Pumping would have started at 9:59 a.m., when Con Ed cut utility power to WTC 7; and the spilling would have started a half hour later when the pressurized pipe was cut. The SSB pumps could have drained the two 6,000 gallon tanks in 2 hours and 40 minutes. Engineers from the New York State Department of Environmental Conservation found that "there was a maximum loss of 12,000 gallons of diesel from two underground storage tanks registered as 7WTC." (10)
Additionally, "Both tanks were found to be damaged by debris and empty several months after the collapse. Some fuel contamination was found in the gravel below the tanks and the sand below the slab on which the tanks were mounted, but no contamination was found in the organic marine silt/clay layer underneath." (7)
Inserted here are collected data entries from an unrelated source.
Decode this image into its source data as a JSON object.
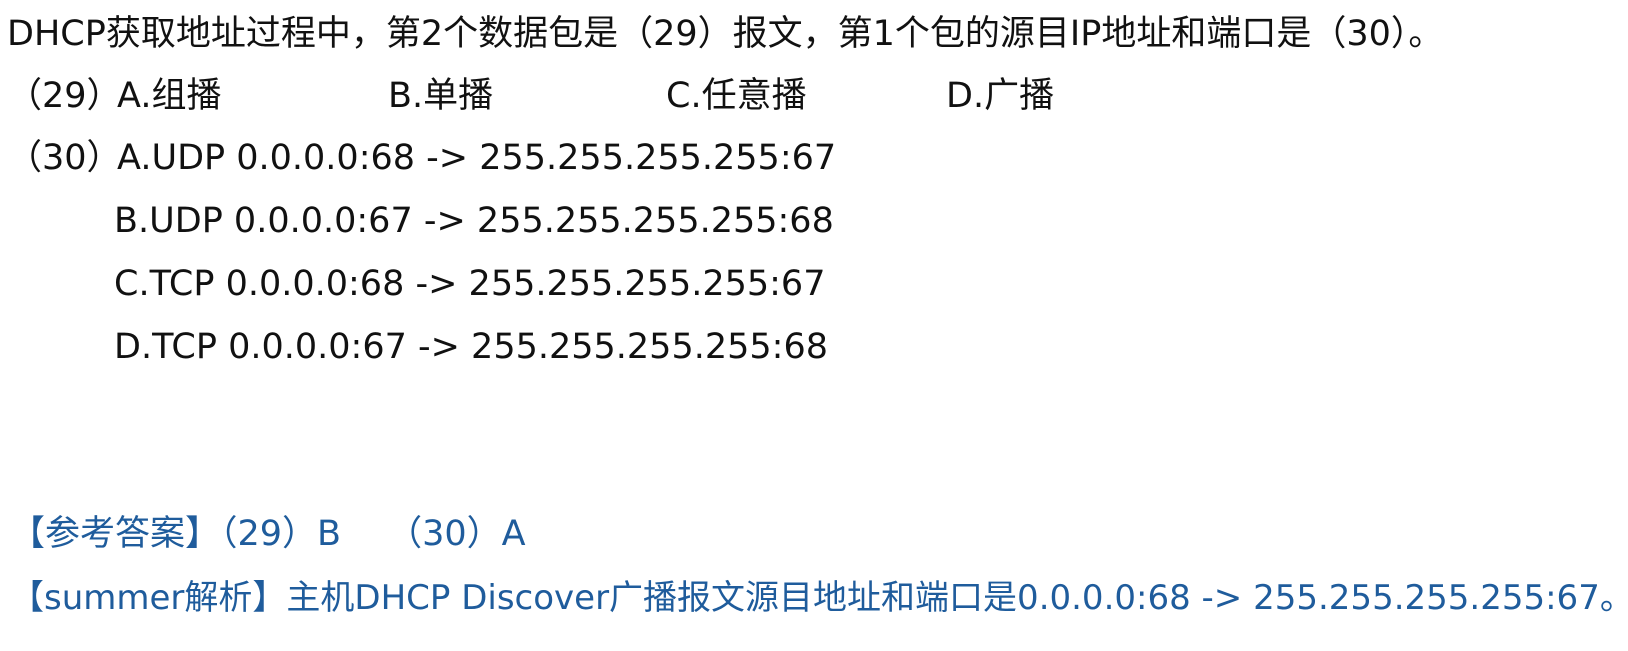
{
  "question": {
    "text": "DHCP获取地址过程中，第2个数据包是（29）报文，第1个包的源目IP地址和端口是（30）。"
  },
  "q29": {
    "number": "（29）",
    "options": [
      "A.组播",
      "B.单播",
      "C.任意播",
      "D.广播"
    ]
  },
  "q30": {
    "number": "（30）",
    "options": [
      "A.UDP 0.0.0.0:68 -> 255.255.255.255:67",
      "B.UDP 0.0.0.0:67 -> 255.255.255.255:68",
      "C.TCP 0.0.0.0:68 -> 255.255.255.255:67",
      "D.TCP 0.0.0.0:67 -> 255.255.255.255:68"
    ]
  },
  "answer": {
    "label": "【参考答案】",
    "part29": "（29）B",
    "part30": "（30）A"
  },
  "explanation": {
    "label": "【summer解析】",
    "text": "主机DHCP Discover广播报文源目地址和端口是0.0.0.0:68 -> 255.255.255.255:67。"
  },
  "colors": {
    "text": "#111111",
    "answer_blue": "#1f5c9c"
  }
}
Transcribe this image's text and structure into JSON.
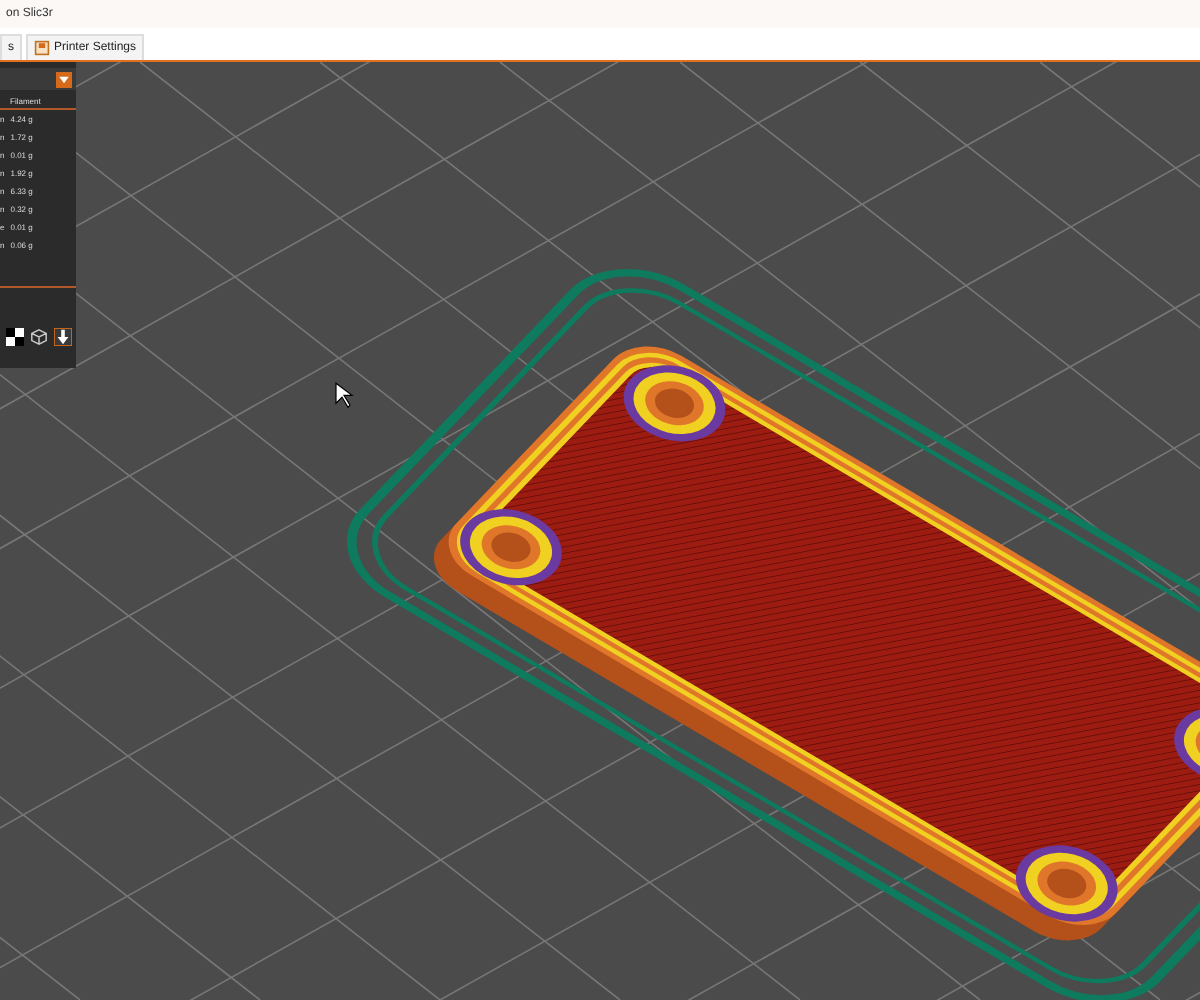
{
  "window": {
    "title": "on Slic3r"
  },
  "tabs": [
    {
      "label": "s",
      "selected": false
    },
    {
      "label": "Printer Settings",
      "selected": false
    }
  ],
  "panel": {
    "header": "Filament",
    "rows": [
      {
        "label": "n",
        "value": "4.24 g"
      },
      {
        "label": "n",
        "value": "1.72 g"
      },
      {
        "label": "n",
        "value": "0.01 g"
      },
      {
        "label": "n",
        "value": "1.92 g"
      },
      {
        "label": "n",
        "value": "6.33 g"
      },
      {
        "label": "n",
        "value": "0.32 g"
      },
      {
        "label": "e",
        "value": "0.01 g"
      },
      {
        "label": "n",
        "value": "0.06 g"
      }
    ]
  }
}
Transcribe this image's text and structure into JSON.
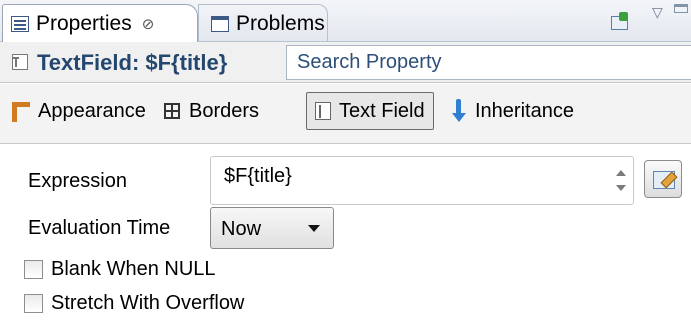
{
  "tabs": [
    {
      "label": "Properties",
      "close": "⊘",
      "active": true
    },
    {
      "label": "Problems",
      "active": false
    }
  ],
  "title": {
    "text": "TextField: $F{title}",
    "search_placeholder": "Search Property"
  },
  "sections": [
    {
      "label": "Appearance",
      "icon": "appearance-icon"
    },
    {
      "label": "Borders",
      "icon": "borders-icon"
    },
    {
      "label": "Text Field",
      "icon": "text-field-icon",
      "selected": true
    },
    {
      "label": "Inheritance",
      "icon": "inheritance-icon"
    }
  ],
  "form": {
    "expression_label": "Expression",
    "expression_value": "$F{title}",
    "evaluation_time_label": "Evaluation Time",
    "evaluation_time_value": "Now",
    "blank_when_null_label": "Blank When NULL",
    "stretch_with_overflow_label": "Stretch With Overflow"
  },
  "colors": {
    "title_text": "#24476f",
    "tab_bar_bg": "#e3e8ef",
    "section_bar_bg": "#f3f3f3"
  }
}
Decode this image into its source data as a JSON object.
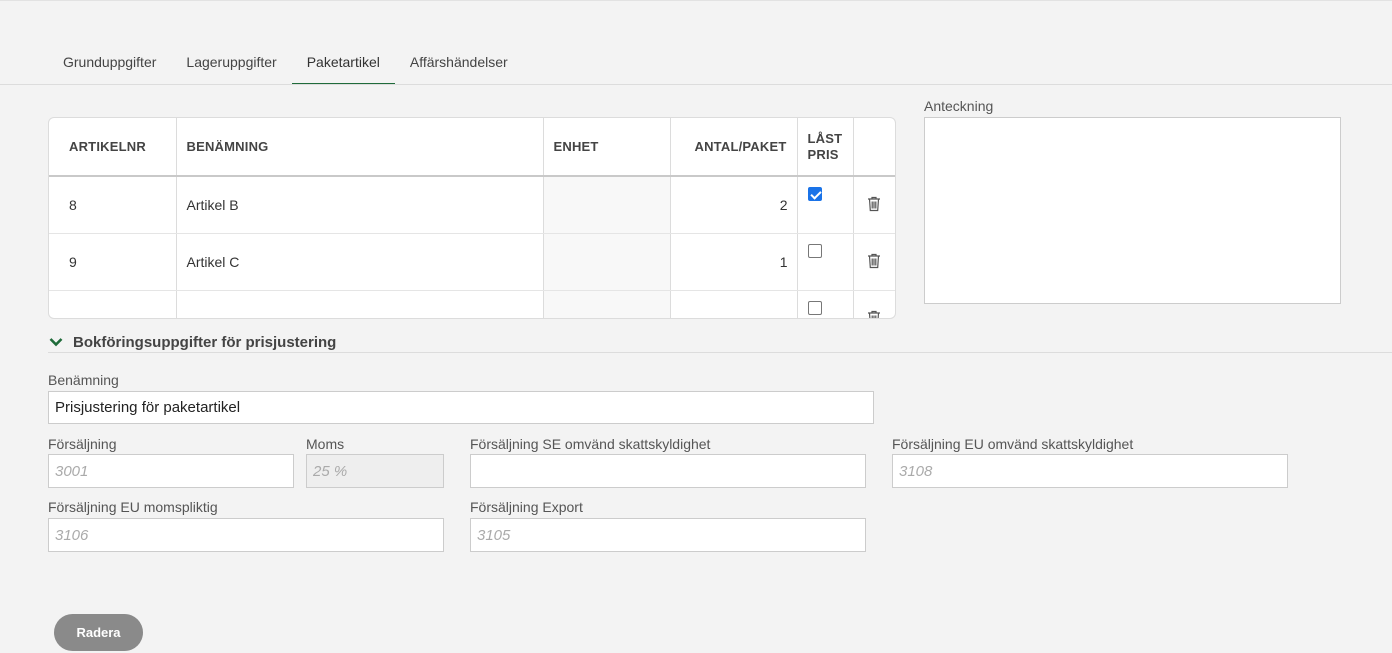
{
  "tabs": [
    {
      "label": "Grunduppgifter"
    },
    {
      "label": "Lageruppgifter"
    },
    {
      "label": "Paketartikel",
      "active": true
    },
    {
      "label": "Affärshändelser"
    }
  ],
  "table": {
    "headers": {
      "artikelnr": "ARTIKELNR",
      "benamning": "BENÄMNING",
      "enhet": "ENHET",
      "antal": "ANTAL/PAKET",
      "last_pris_1": "LÅST",
      "last_pris_2": "PRIS"
    },
    "rows": [
      {
        "artikelnr": "8",
        "benamning": "Artikel B",
        "enhet": "",
        "antal": "2",
        "last_pris": true
      },
      {
        "artikelnr": "9",
        "benamning": "Artikel C",
        "enhet": "",
        "antal": "1",
        "last_pris": false
      },
      {
        "artikelnr": "",
        "benamning": "",
        "enhet": "",
        "antal": "",
        "last_pris": false
      }
    ]
  },
  "note": {
    "label": "Anteckning",
    "value": ""
  },
  "section": {
    "title": "Bokföringsuppgifter för prisjustering",
    "expanded": true,
    "icon": "chevron-down-icon"
  },
  "form": {
    "benamning": {
      "label": "Benämning",
      "value": "Prisjustering för paketartikel"
    },
    "forsaljning": {
      "label": "Försäljning",
      "placeholder": "3001"
    },
    "moms": {
      "label": "Moms",
      "placeholder": "25 %"
    },
    "forsaljning_se_omvand": {
      "label": "Försäljning SE omvänd skattskyldighet",
      "value": ""
    },
    "forsaljning_eu_omvand": {
      "label": "Försäljning EU omvänd skattskyldighet",
      "placeholder": "3108"
    },
    "forsaljning_eu_momspliktig": {
      "label": "Försäljning EU momspliktig",
      "placeholder": "3106"
    },
    "forsaljning_export": {
      "label": "Försäljning Export",
      "placeholder": "3105"
    }
  },
  "actions": {
    "delete_label": "Radera"
  },
  "colors": {
    "accent": "#1f6b3a",
    "checkbox": "#1a73e8",
    "button": "#8a8a8a"
  }
}
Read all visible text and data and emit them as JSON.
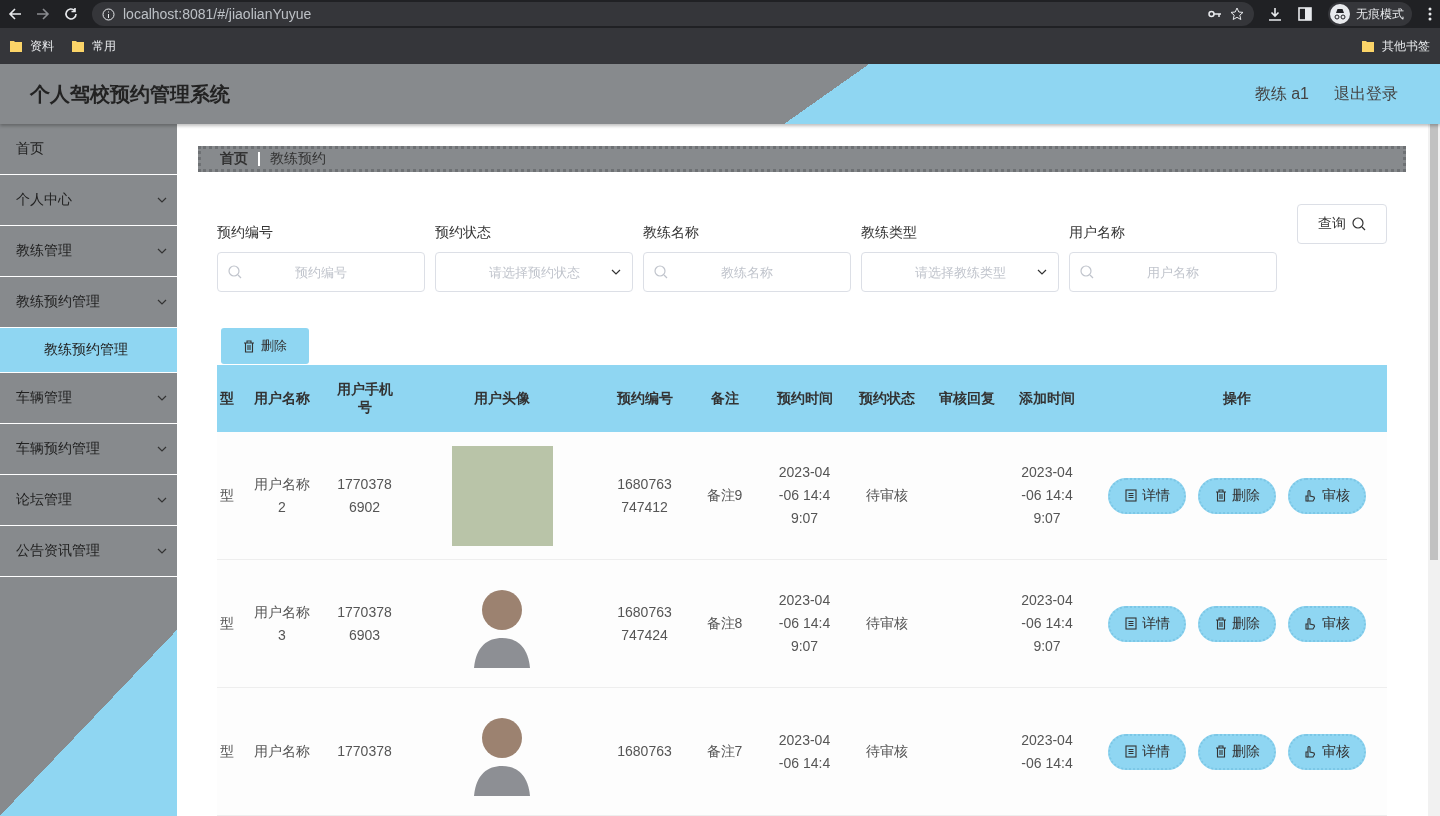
{
  "browser": {
    "url": "localhost:8081/#/jiaolianYuyue",
    "profile_label": "无痕模式",
    "bookmarks": [
      "资料",
      "常用"
    ],
    "other_bookmarks": "其他书签"
  },
  "header": {
    "title": "个人驾校预约管理系统",
    "user": "教练 a1",
    "logout": "退出登录"
  },
  "sidebar": {
    "items": [
      {
        "label": "首页",
        "expandable": false
      },
      {
        "label": "个人中心",
        "expandable": true
      },
      {
        "label": "教练管理",
        "expandable": true
      },
      {
        "label": "教练预约管理",
        "expandable": true,
        "children": [
          {
            "label": "教练预约管理",
            "selected": true
          }
        ]
      },
      {
        "label": "车辆管理",
        "expandable": true
      },
      {
        "label": "车辆预约管理",
        "expandable": true
      },
      {
        "label": "论坛管理",
        "expandable": true
      },
      {
        "label": "公告资讯管理",
        "expandable": true
      }
    ]
  },
  "breadcrumb": [
    "首页",
    "教练预约"
  ],
  "filters": [
    {
      "kind": "text",
      "label": "预约编号",
      "placeholder": "预约编号"
    },
    {
      "kind": "select",
      "label": "预约状态",
      "placeholder": "请选择预约状态"
    },
    {
      "kind": "text",
      "label": "教练名称",
      "placeholder": "教练名称"
    },
    {
      "kind": "select",
      "label": "教练类型",
      "placeholder": "请选择教练类型"
    },
    {
      "kind": "text",
      "label": "用户名称",
      "placeholder": "用户名称"
    }
  ],
  "query_button": "查询",
  "delete_button": "删除",
  "table": {
    "columns": [
      "型",
      "用户名称",
      "用户手机号",
      "用户头像",
      "预约编号",
      "备注",
      "预约时间",
      "预约状态",
      "审核回复",
      "添加时间",
      "操作"
    ],
    "rows": [
      {
        "column_1": "型",
        "user_name": "用户名称2",
        "phone": "17703786902",
        "kind": "photo",
        "booking_no": "1680763747412",
        "note": "备注9",
        "booking_time": "2023-04-06 14:49:07",
        "status": "待审核",
        "added_time": "2023-04-06 14:49:07",
        "actions": [
          "详情",
          "删除",
          "审核"
        ]
      },
      {
        "column_1": "型",
        "user_name": "用户名称3",
        "phone": "17703786903",
        "kind": "cartoon",
        "booking_no": "1680763747424",
        "note": "备注8",
        "booking_time": "2023-04-06 14:49:07",
        "status": "待审核",
        "added_time": "2023-04-06 14:49:07",
        "actions": [
          "详情",
          "删除",
          "审核"
        ]
      },
      {
        "column_1": "型",
        "user_name": "用户名称",
        "phone": "1770378",
        "kind": "cartoon",
        "booking_no": "1680763",
        "note": "备注7",
        "booking_time": "2023-04-06 14:4",
        "status": "待审核",
        "added_time": "2023-04-06 14:4",
        "actions": [
          "详情",
          "删除",
          "审核"
        ]
      }
    ]
  }
}
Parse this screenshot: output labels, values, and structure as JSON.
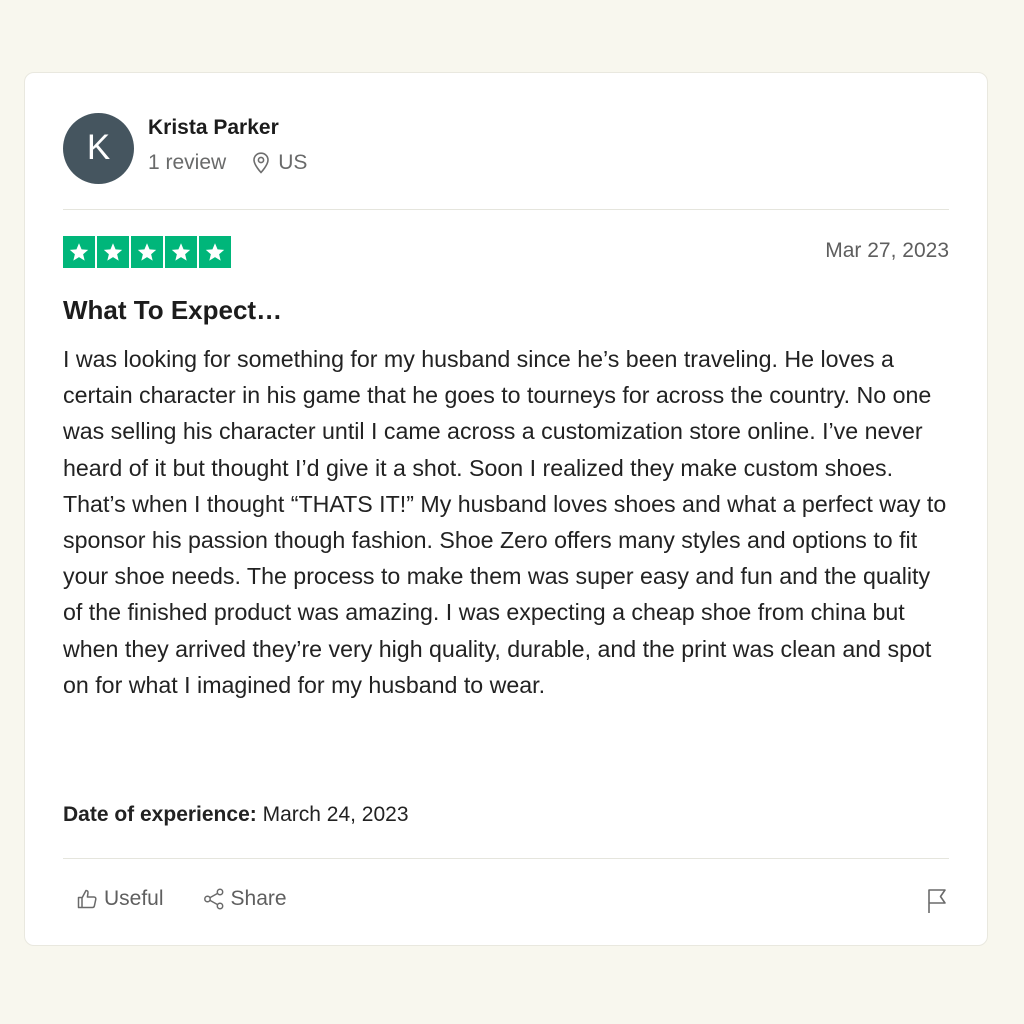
{
  "reviewer": {
    "initial": "K",
    "name": "Krista Parker",
    "review_count": "1 review",
    "location": "US",
    "avatar_color": "#45555f"
  },
  "review": {
    "rating": 5,
    "star_color": "#00b67a",
    "date": "Mar 27, 2023",
    "title": "What To Expect…",
    "body": "I was looking for something for my husband since he’s been traveling. He loves a certain character in his game that he goes to tourneys for across the country. No one was selling his character until I came across a customization store online. I’ve never heard of it but thought I’d give it a shot. Soon I realized they make custom shoes. That’s when I thought “THATS IT!” My husband loves shoes and what a perfect way to sponsor his passion though fashion. Shoe Zero offers many styles and options to fit your shoe needs. The process to make them was super easy and fun and the quality of the finished product was amazing. I was expecting a cheap shoe from china but when they arrived they’re very high quality, durable, and the print was clean and spot on for what I imagined for my husband to wear.",
    "experience_label": "Date of experience:",
    "experience_date": "March 24, 2023"
  },
  "actions": {
    "useful_label": "Useful",
    "share_label": "Share",
    "icons": [
      "thumbs-up-icon",
      "share-icon",
      "flag-icon",
      "location-pin-icon",
      "star-icon"
    ]
  }
}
By contrast, 20,000 gallons of oil was recovered from the two 12,000 gallon tanks of Silverstein Properties. (10)
Pulled up by the emergency pumps, the SSB diesel fuel went , from the 6,000 gallon storage tanks, under the loading dock, under the southwestern part of the building, to floor 5.
It may all have been pumped out by 1 p.m., or it may have been pumped out at a rate as low as 29 gpm for 7 hours. Since this fuel was absent from the wreckage, it was burned. You can see it as the huge plume of black smoke rising from the World Trade Center, in panoramic photographs of that day. Diesel fuel can supply 2.13 MW of power per gpm given an air supply of 1333 cfm (cubic feet per minute). (11)
Thus, a diesel fuel gusher of 75 gpm burning with excess air would produce 160 MW of heat; a total energy of 1536 GJ for the 12,000 gallons. This energy is equivalent to that released by an explosion of 367 tons of TNT. If the pumping rate is lower, or the air supply is throttled, then the burning would occur at a lower rate. Since the louver system along Floor 5 was designed to supply each of the nine SSB engines with 80,000 cfm, it seems likely that a fuel oil fire there would find sufficient air for combustion.
For a discussion of heat at 9/11, and energy units, CounterPunchers will soon be able to have my study, "the Thermodynamics of 9/11", to be published shortly on the CounterPunch website as part of our final package on the actual physics and engineering realities of the collapse of the WTC buildings.
This energy is equivalent to that released by an explosion of 367 tons of TNT.
Official fairy talers are fond of posting quotes like that. It sure makes that deisel fuel seem like a powerful exposive, doesn't it?
What always gets left out is flame speed. Flame speed for TNT is somewhere around 20,000 feet per second. In other words it releases it's energy quickly and with a much higher velocity.
I bet a good rain shower unleashes as much energy as a few hundred tons of TNT too, but normally rain does not take down buildings.
Flame speed or no flame speed, a concrete and steel bridge in Oakland was melted by 8,000 gallons of gasoline, and then collapsed, by 8,600 gallons of burning gasoline, which has less BTU's per pound than diesel fuel.
So the statement that "No steel structure has ever collapsed due to fire" is unequivocally untrue.